Facebook ermöglicht so manchen Einblick in das Denken seiner Nutzer und Nutzerinnen. So lässt sich hier beobachten, wie in deutschsprachigen Communities mit dem Nahostkonflikt umgegangen wird. Mit Beginn der neuerlichen Kriegshandlungen tauchten unzählige Seiten auf,  die ihre Solidarität mit Gaza und den Palästinenser*innen verkünden. Doch die überwiegende Mehrzahl der Seiten beschränkt sich dabei nicht auf die allgemeine Ablehnung des Konfliktes und der Gewalt.

Einseitig, emotional, meinungsverstärkend

Die Aufnahme des Konfliktes geschieht  auf diesen Seiten einseitig emotional. Das heißt, dass lediglich der eigenen Sicht auf den Konflikt Raum gegeben wird. Eine ausgewogene Darstellung, also auch israelische Stimmen einzubeziehen, geschieht nicht. Lediglich Informationen, die die eigene Sicht bestärken, finden hier Platz: So sind die einzigen Juden, die hier zu Wort kommen dürfen, solche wie die Angehörigen der jüdischen Sekte Neturei Karta, die den Staat Israel aus religiösen Gründen ablehnen.

Leser*innen der Seiten wird ein klares Gut-Böse-Schema vermittelt: Auf der einen Seite steht das „Wir“, die Muslime, die Freunde Palästinas, deren Kampf gerecht ist. Auf der anderen Seite hingegen stehen „Die“, also alle, die in den Augen der „Wir -Gruppe der gerechten Sache entgegenstehen Das sind in den meisten Darstellungen: Israel und die Zionist*innen, mit ihren Verbündeten der USA und der  westlichen Welt, die Unterdrücker und Besatzer.

 

Right vs Might: Die „Gerechten“ kämpfen gegen die „Mächtigen“

Überall auf Facebook ist derzeit ein Bild zu sehen, auf dem ein Frauengesicht in den Farben der palästinensischen Fahne eingefärbt ist, während eine männliche Hand – mit Davidstern – ihr den Mund zuhält. Es wird über die Pro-Palästina-Gruppen verbreitet, die kein kleines Phänomen sind. Eine der größten Seiten hat über 28.000 Likes auf Facebook und erreicht damit eine große Anzahl von User*innen, andere erreichen ebenfalls 23000, 21000 oder 13000 Leser*innen, die Fünf größten Seiten erreichen also über 85000 Leser*Innen,  eine gewaltige Reichweite.
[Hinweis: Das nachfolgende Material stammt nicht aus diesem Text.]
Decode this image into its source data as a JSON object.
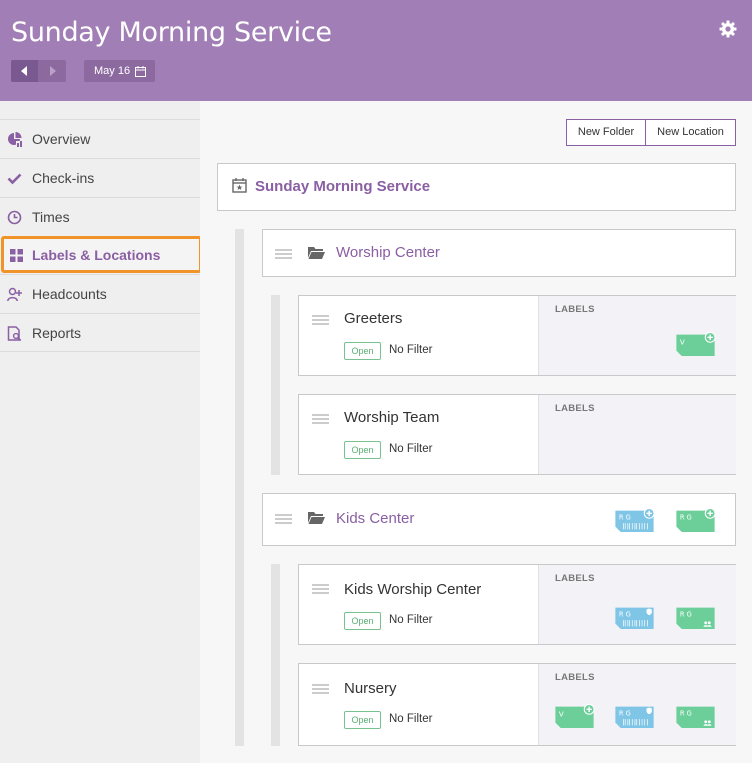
{
  "header": {
    "title": "Sunday Morning Service",
    "date_label": "May 16"
  },
  "sidebar": {
    "items": [
      {
        "label": "Overview",
        "icon": "overview-icon"
      },
      {
        "label": "Check-ins",
        "icon": "checkmark-icon"
      },
      {
        "label": "Times",
        "icon": "clock-icon"
      },
      {
        "label": "Labels & Locations",
        "icon": "grid-icon",
        "active": true
      },
      {
        "label": "Headcounts",
        "icon": "person-add-icon"
      },
      {
        "label": "Reports",
        "icon": "report-icon"
      }
    ]
  },
  "toolbar": {
    "new_folder": "New Folder",
    "new_location": "New Location"
  },
  "service": {
    "title": "Sunday Morning Service"
  },
  "folders": [
    {
      "name": "Worship Center",
      "locations": [
        {
          "name": "Greeters",
          "status": "Open",
          "filter": "No Filter",
          "labels_header": "LABELS",
          "labels": [
            "V-add"
          ]
        },
        {
          "name": "Worship Team",
          "status": "Open",
          "filter": "No Filter",
          "labels_header": "LABELS",
          "labels": []
        }
      ]
    },
    {
      "name": "Kids Center",
      "folder_labels": [
        "RG-barcode-add",
        "RG-add"
      ],
      "locations": [
        {
          "name": "Kids Worship Center",
          "status": "Open",
          "filter": "No Filter",
          "labels_header": "LABELS",
          "labels": [
            "RG-barcode-shield",
            "RG-people"
          ]
        },
        {
          "name": "Nursery",
          "status": "Open",
          "filter": "No Filter",
          "labels_header": "LABELS",
          "labels": [
            "V-add",
            "RG-barcode-shield",
            "RG-people"
          ]
        }
      ]
    }
  ],
  "tag_text": {
    "v": "V",
    "rg": "R G"
  },
  "colors": {
    "header": "#a17fb6",
    "accent": "#8a5fa3",
    "active_outline": "#f0942a",
    "label_green": "#6ccf9a",
    "label_blue": "#7fc5e6"
  }
}
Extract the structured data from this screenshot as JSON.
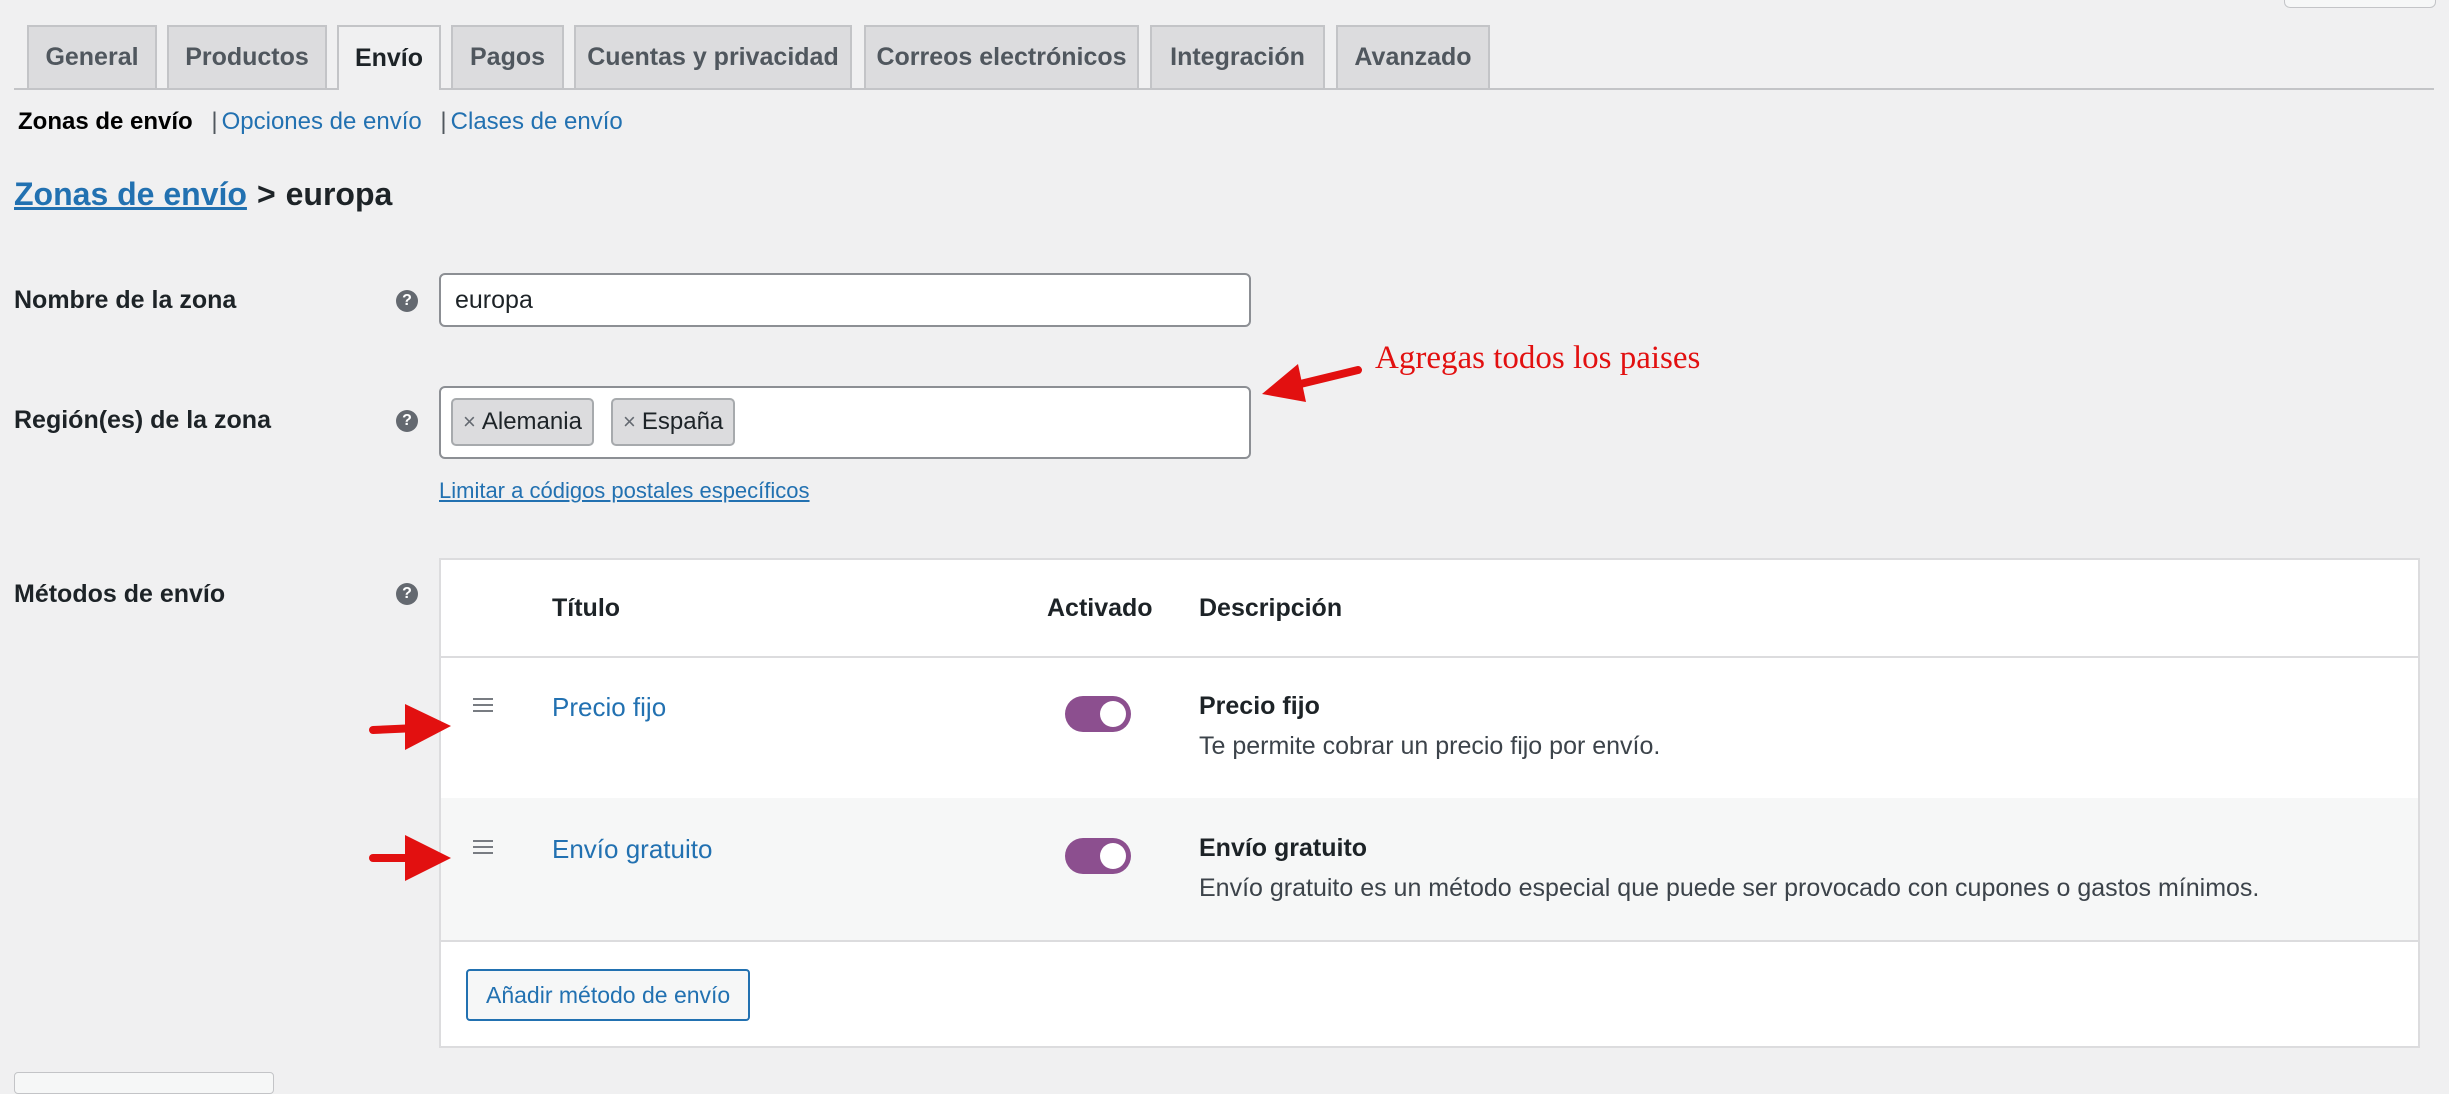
{
  "tabs": [
    {
      "label": "General",
      "active": false
    },
    {
      "label": "Productos",
      "active": false
    },
    {
      "label": "Envío",
      "active": true
    },
    {
      "label": "Pagos",
      "active": false
    },
    {
      "label": "Cuentas y privacidad",
      "active": false
    },
    {
      "label": "Correos electrónicos",
      "active": false
    },
    {
      "label": "Integración",
      "active": false
    },
    {
      "label": "Avanzado",
      "active": false
    }
  ],
  "subnav": {
    "current": "Zonas de envío",
    "separator": "|",
    "links": [
      "Opciones de envío",
      "Clases de envío"
    ]
  },
  "breadcrumb": {
    "parent": "Zonas de envío",
    "separator": ">",
    "current": "europa"
  },
  "form": {
    "zone_name_label": "Nombre de la zona",
    "zone_name_value": "europa",
    "regions_label": "Región(es) de la zona",
    "regions": [
      "Alemania",
      "España"
    ],
    "chip_remove": "×",
    "zip_link": "Limitar a códigos postales específicos",
    "methods_label": "Métodos de envío",
    "help_glyph": "?"
  },
  "annotation": {
    "text": "Agregas todos los paises",
    "color": "#e21010"
  },
  "methods_table": {
    "headers": {
      "title": "Título",
      "enabled": "Activado",
      "description": "Descripción"
    },
    "rows": [
      {
        "title": "Precio fijo",
        "enabled": true,
        "desc_title": "Precio fijo",
        "desc_text": "Te permite cobrar un precio fijo por envío."
      },
      {
        "title": "Envío gratuito",
        "enabled": true,
        "desc_title": "Envío gratuito",
        "desc_text": "Envío gratuito es un método especial que puede ser provocado con cupones o gastos mínimos."
      }
    ],
    "add_button": "Añadir método de envío"
  },
  "colors": {
    "link": "#2271b1",
    "toggle_on": "#8c4f8f",
    "background": "#f0f0f1"
  }
}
Die Genaue Zahl der Leser*Innen ist hingegen noch um einiges größer.  Vernetzt sind diese Seiten auf den ersten Blick nur lose. Gegenseitige Likes und Beiträge werden geteilt, doch ähneln sich die Beitrage vieler Seiten sowieso schon stark:  Wer also in mehreren Gruppen Mitglied ist, muss den Eindruck gewinnen, dies sei ein einheitliches Bild einer Wahrheit.

Postings ziehen Kreise

Doch die Nachrichten dieser Seiten bleiben oft nicht nur auf den Kreis der pro-palästinensischen Seiten beschränkt. Auch für traditionelle Rechtsextreme scheinen einige der Inhalte attraktiv zu sein. So teilte beispielsweise die Facebook-Seite der Hamburger NPD ein Bild der Seite „Freiheit für Palästina 2“, das eine brennende USA und eine brennende Israel-Fahne abbildet.  Der antisemitische Charakter solcher Posts bietet also auch Anschluss für eher traditionelle rechtsextreme Kreise. Mit ihrer scheinbaren Palästinasolidarität bietet sich für die NPD eine gute Gelegenheit, Antisemitismus und Antiamerikanismus auszudrücken, ohne dies explizit zu benennen.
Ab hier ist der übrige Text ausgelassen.